Chinese espionage cases touch DuPont, Motorola
SAN FRANCISCO/CHICAGO (Reuters) - U.S. prosecutors expanded a criminal case over the alleged theft of industrial secrets from chemical giant DuPont, securing an indictment against a Chinese company on economic espionage-related charges.
A Northern California grand jury indicted Pangang Group for conspiracy to commit economic espionage and other charges including conspiracy to steal trade secrets, according to court documents unsealed on Wednesday.
Pangang, a state-owned steel manufacturer in Sichuan province, allegedly worked with a California businessman and others to obtain several valuable trade secrets from DuPont, the indictment says.
Separately, a former engineer for Motorola Inc was found guilty on Wednesday of stealing trade secrets from the company but cleared of economic espionage for China.
The latest developments in the two cases come as Chinese Vice President Xi Jinping is scheduled to visit the United States next week on a range of economic, trade, regional and global issues.
Xi, considered China's president-in-waiting, will meet President Barack Obama at the White House next Tuesday. The U.S. visit will be a major step in signaling Xi's readiness to take over as China's next top leader and run Beijing's complex and sometimes vexed relationship with Washington.
The United States has identified industrial spying as a significant and growing threat to the nation's prosperity. In a government report released last November, authorities cited China as "the world's most active and persistent perpetrators of economic espionage."
California businessman Walter Liew has already been in custody for several months on witness tampering charges related to the DuPont allegations. Liew and his wife, Christina, also face charges of conspiracy to commit economic espionage and other counts in the latest indictment.
Lawyers for Walter and Christina Liew could not be reached for comment. Tom Nolan, a lawyer for Walter Liew, has previously maintained that his client only possessed publicly available information, not trade secrets from DuPont.
The Pangang Group, named in the Dupont case, is based in Panzhihua city in the far south of China's Sichuan province and is western China's largest steelmaker. It was formally known as Panzhihua Iron and Steel (Group) Co Ltd.
Three of Pangang's subsidiaries are also named in the indictment, along with a Chinese citizen who worked for that company.
In 2010 authorities Pangang's merger with Angang Steel Co Ltd, which would make Angang the country's largest steel mill.
Phone calls to Pangang's headquarters on Thursday went unanswered, and company officials did not respond to faxed queries.
Liew, a U.S. citizen, allegedly paid former DuPont engineers for assistance in designing chloride-route titanium dioxide, also known as TiO2, according to the indictment. DuPont is the world's largest producer of the white pigment used to make a range of white-tinted products, including paper, paint and plastics.

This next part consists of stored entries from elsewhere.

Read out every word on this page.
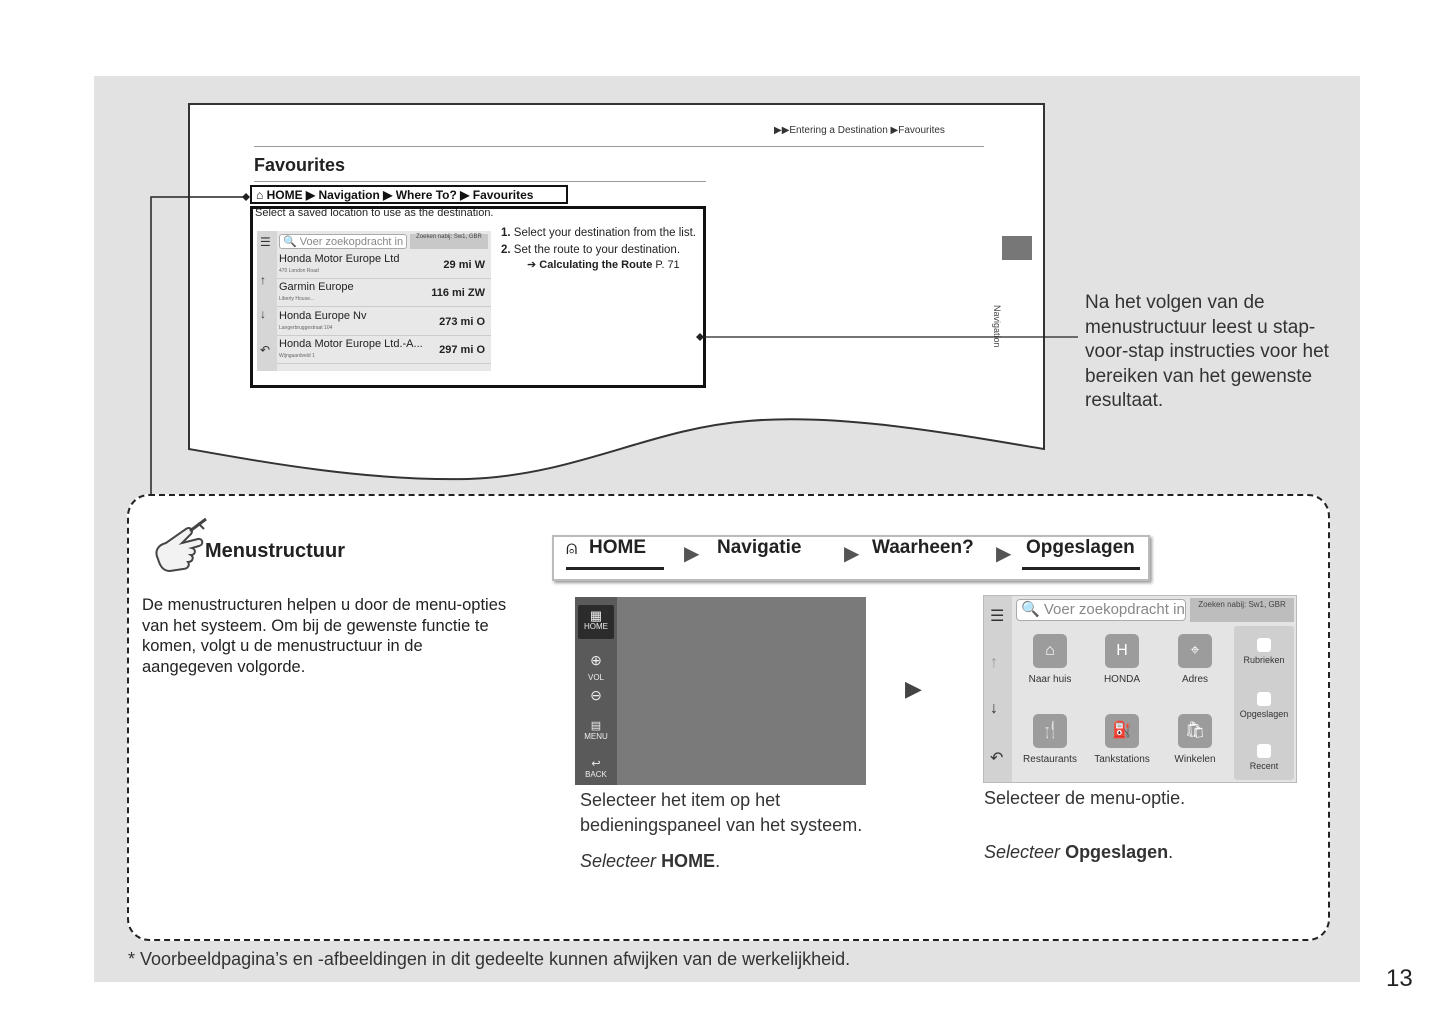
▶▶Entering a Destination ▶Favourites
Favourites
⌂ HOME ▶ Navigation ▶ Where To? ▶ Favourites
Select a saved location to use as the destination.
☰
↑
↓
↶
🔍 Voer zoekopdracht in	Zoeken nabij: Sw1, GBR
Honda Motor Europe Ltd
470 London Road	29 mi W
Garmin Europe
Liberty House...	116 mi ZW
Honda Europe Nv
Langerbruggestraat 104	273 mi O
Honda Motor Europe Ltd.-A...
Wijngaardveld 1	297 mi O
1. Select your destination from the list.
2. Set the route to your destination.
➔ Calculating the Route P. 71
Navigation
Na het volgen van de menustructuur leest u stap-voor-stap instructies voor het bereiken van het gewenste resultaat.
Menustructuur
De menustructuren helpen u door de menu-opties van het systeem. Om bij de gewenste functie te komen, volgt u de menustructuur in de aangegeven volgorde.
⍝ HOME ▶ Navigatie ▶ Waarheen? ▶ Opgeslagen
▦
HOME
⊕
VOL
⊖
▤
MENU
↩
BACK
Selecteer het item op het bedieningspaneel van het systeem.
Selecteer HOME.
▶
☰
↑
↓
↶
🔍 Voer zoekopdracht in	Zoeken nabij: Sw1, GBR
⌂
Naar huis
H
HONDA
⌖
Adres
🍴
Restaurants
⛽
Tankstations
🛍
Winkelen
Rubrieken
Opgeslagen
Recent
Selecteer de menu-optie.
Selecteer Opgeslagen.
* Voorbeeldpagina’s en -afbeeldingen in dit gedeelte kunnen afwijken van de werkelijkheid.
13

Two former DuPont engineers were also indicted on Wednesday. DuPont general counsel Thomas Sager said the company is disappointed that former DuPont employees allegedly stole technology. The company filed a civil suit against Liew and referred the theft to law enforcement, Sager said.
Separately, former Motorola employee Hanjuan Jin has been charged with illegally possessing thousands of the firm's trade secrets on her computer and in other forms of digital storage, and prosecutors said she intended to pass the information to the Chinese military.
Jin was found guilty by a Chicago federal judge on three counts of theft of trade secrets after a bench trial, and faces a maximum penalty of 10 years in prison on each count.
However, California businessman Liew's continued detention has angered one Chinese-American advocate. Ling-Chi Wang, a professor at the University of California, said spying between countries and companies is a regular occurrence, and law enforcement should have allowed DuPont's civil suit to develop before arresting Liew.
Chinese targets might be more attractive in an election year, Wang said, due to concerns about being called soft on China.
"I just find that to be very, very troublesome," said Wang, who has previously spoken out against espionage-related prosecutions of ethnic Chinese scientists.
In a statement on Wednesday, San Francisco U.S. Attorney Melinda Haag said authorities will "aggressively pursue anyone, anywhere" who tries to steal from the United States.
Prosecutors detailed Liew's alleged links with the Chinese government in a court filing last week. They named, as one of the Chinese representatives who once met with him, a high-ranking Communist Party official who later became a member of the Politburo.
In another development, Timothy Spitler, a former DuPont employee who consulted for Liew, took his own life last week, say multiple people familiar with the situation. Spitler supplied material information to prosecutors in the investigation, these people say. A lawyer for Spitler did not respond to inquiries on Wednesday.
The case is United States of America vs. Walter Liew, Christina Liew et al., U.S. District Court, Northern District of California, No. 11-cr-573.